Cloud nel 2018: quale ruolo per le soluzioni on premise?

Cloud computing

 

Secondo post dedicato ai trend del 2018. Come suggerisce il titolo è il cloud il protagonista dell’articolo di oggi. Nel precedente approfondimento avevamo visto come nei prossimi 12 mesi gli esperti si aspettassero una decisa accelerazione nell’adozione della nuvola (medie-grandi imprese e governi), complice anche il superamento degli storici problemi annessi alla fruizione del cloud – sicurezza e privacy.

Il portale CloudTech ci offre tuttavia un’opinione differente che è interessante approfondire nei prossimi paragrafi: a differenza delle PMI, le cosiddette grandi aziende (ambito enterprise) registreranno in alcuni settori “mission critical” un  rallentamento del tasso d’adozione del cloud, a tutto vantaggio di quelle soluzioni on premise che i big del settore IaaS ritenevano ormai “superate”.

E’ indubbio, esordisce l’editorialista, che il cloud abbia attirato l’attenzione di diverse imprese, aiutandole a rinnovare il proprio modello di business ed a sperimentare inedite strategie.
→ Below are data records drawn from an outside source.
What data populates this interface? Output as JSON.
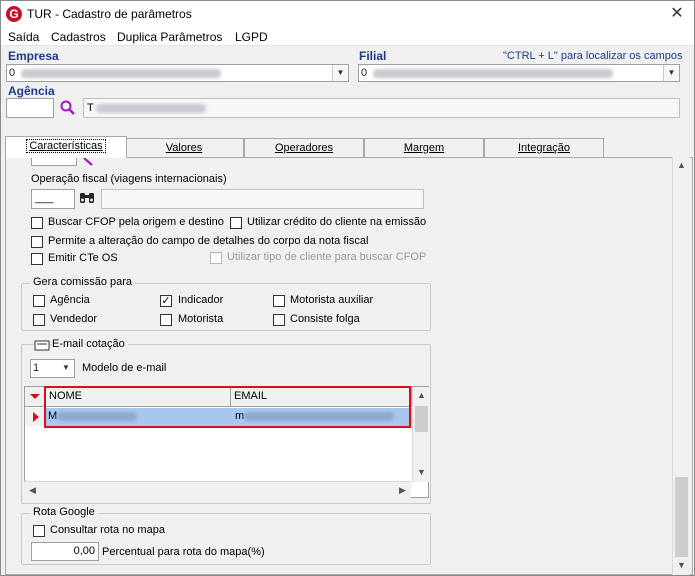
{
  "window": {
    "title": "TUR - Cadastro de parâmetros",
    "app_icon_letter": "G",
    "close_glyph": "✕"
  },
  "menu": [
    "Saída",
    "Cadastros",
    "Duplica Parâmetros",
    "LGPD"
  ],
  "header": {
    "empresa_label": "Empresa",
    "empresa_value": "0",
    "filial_label": "Filial",
    "filial_value": "0",
    "hint": "\"CTRL + L\" para localizar os campos",
    "agencia_label": "Agência",
    "agencia_value": "T"
  },
  "tabs": [
    "Características",
    "Valores",
    "Operadores",
    "Margem",
    "Integração"
  ],
  "fiscal": {
    "label": "Operação fiscal (viagens internacionais)",
    "code_value": "___"
  },
  "options": {
    "buscar_cfop": "Buscar CFOP pela origem e destino",
    "utilizar_credito": "Utilizar crédito do cliente na emissão",
    "permite_alteracao": "Permite a alteração do campo de detalhes do corpo da nota fiscal",
    "emitir_cte": "Emitir CTe OS",
    "utilizar_tipo": "Utilizar tipo de cliente para buscar CFOP"
  },
  "comissao": {
    "title": "Gera comissão para",
    "items": [
      {
        "label": "Agência",
        "checked": false
      },
      {
        "label": "Indicador",
        "checked": true
      },
      {
        "label": "Motorista auxiliar",
        "checked": false
      },
      {
        "label": "Vendedor",
        "checked": false
      },
      {
        "label": "Motorista",
        "checked": false
      },
      {
        "label": "Consiste folga",
        "checked": false
      }
    ]
  },
  "email": {
    "title": "E-mail cotação",
    "modelo_value": "1",
    "modelo_label": "Modelo de e-mail",
    "columns": [
      "NOME",
      "EMAIL"
    ],
    "row": {
      "nome": "M",
      "email": "m"
    }
  },
  "rota": {
    "title": "Rota Google",
    "consultar_label": "Consultar rota no mapa",
    "percentual_value": "0,00",
    "percentual_label": "Percentual para rota do mapa(%)"
  },
  "colors": {
    "accent_label": "#1f3a8a",
    "highlight_border": "#d4101a",
    "selected_row": "#a6c8f0"
  }
}
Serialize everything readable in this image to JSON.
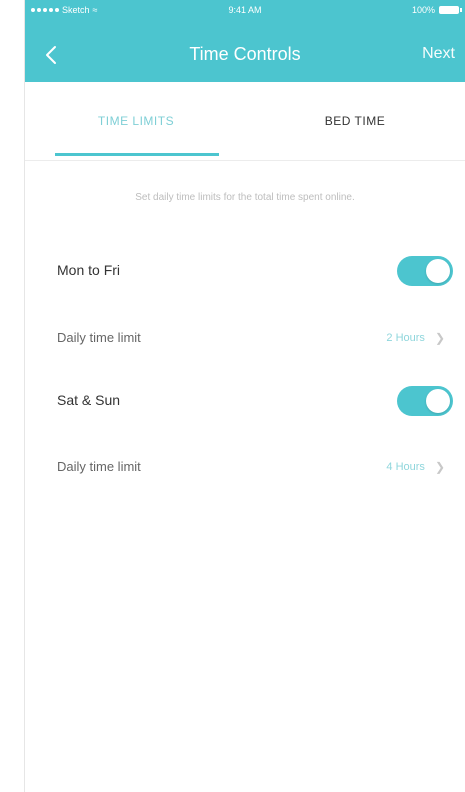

Tuttavia, aggiunge, soprattutto in ambito enterprise, si è enfatizzata eccessivamente l’efficienza della nuvola senza render conto di tutte quelle altre esperienze che non si sono rivelate all’altezza delle aspettative. In particolar modo per lo storage e le applicazioni definite “critical”, diverse corporation opteranno per un disimpegno dalla nuvola ed un ritorno on premise. Vediamo perchè.

Problemi in ambito enterprise: organico, disponibilità del servizio, storage.

A parte soluzioni a breve termine per l’archiviazione di file vari, i costi associati al cloud pubblico sono solitamente destinati a lievitare, osserva l’esperto. Per essere gestito in modo adeguato il cloud pubblico, nonostante offra all’acquirente un’infrastruttura pronta all’uso, richiede infatti un non trascurabile numero di persone . Il problema è che tanto le risorse umane quanto quelle per la gestione non sono incluse nel canone mensile richiesto dal provider.

La disponibilità dei servizi è un’altra questione delicata per le imprese. Che si tratti di AWS o di Microsoft, le infrastrutture sono costituite da un eterogeno assemblamento di macchinari e componenti soggetti potenzialmente a rotture e/o ad altri imprevisti tecnici. I provider dispongono di adeguati piani di disaster recovery e mettono in campo tutte le migliori strategie volte al contenimento dei danni lato utente ed al preservamento della continuità lavorativa, ciò non toglie che il pericolo di disservizi (downtime) sia sempre dietro l’angolo.

Provider come AWS hanno causato più di un grattacapo a portali ed applicazioni come Slack e Buffer – che sono rimaste offline per diverse ore a causa delle difficoltà del celebre servizio S3 – si scoprirà poi essersi trattato di un errore umano ma la sostanza non cambia. Se si considera la crescente volontà delle imprese di disporre di un maggior controllo dei propri dati archiviati nel cloud (in Europa il GDPR obbligherà il provider ad ospitare i dati in data center nello stesso Paese di residenza del cliente/azienda), è lecito aspettarsi un cambiamento d’approccio allo storage aziendale improntato sulla protezione dei dati ed una maggiore libertà d’azione (gestione).

Il terzo ed ultimo punto menzionato dall’editorialista ed a favore della della tesi on premise si ricollega al tema dei costi “incontrollati” del cloud. Si parla per l’esattezza dei servizi di archiviazione a lungo termine che, tirate le somme, possono rivelarsi ben più costosi delle classiche soluzioni in house. A far livitare le bollette, osserva, è l’aumento dello spazio utilizzato dall’azienda e degli utenti che accedono agli archivi, due variabili in base alle quali il provider è solito ricalcolare i corrispettivi da pagare. Le esigenze di business spingono inevitabilmente al deploy di nuove estensioni, il che porta alle conseguenze appena dette.

“Le nuove tecnologie [in arrivo] consentiranno alle imprese di orchestrare in modo più facile server e VM, mettendo a disposizione convenienti soluzioni on premise facili da gestire e scalabili [come se ci si trovasse in una piattaforma cloud pubblico]” conclude.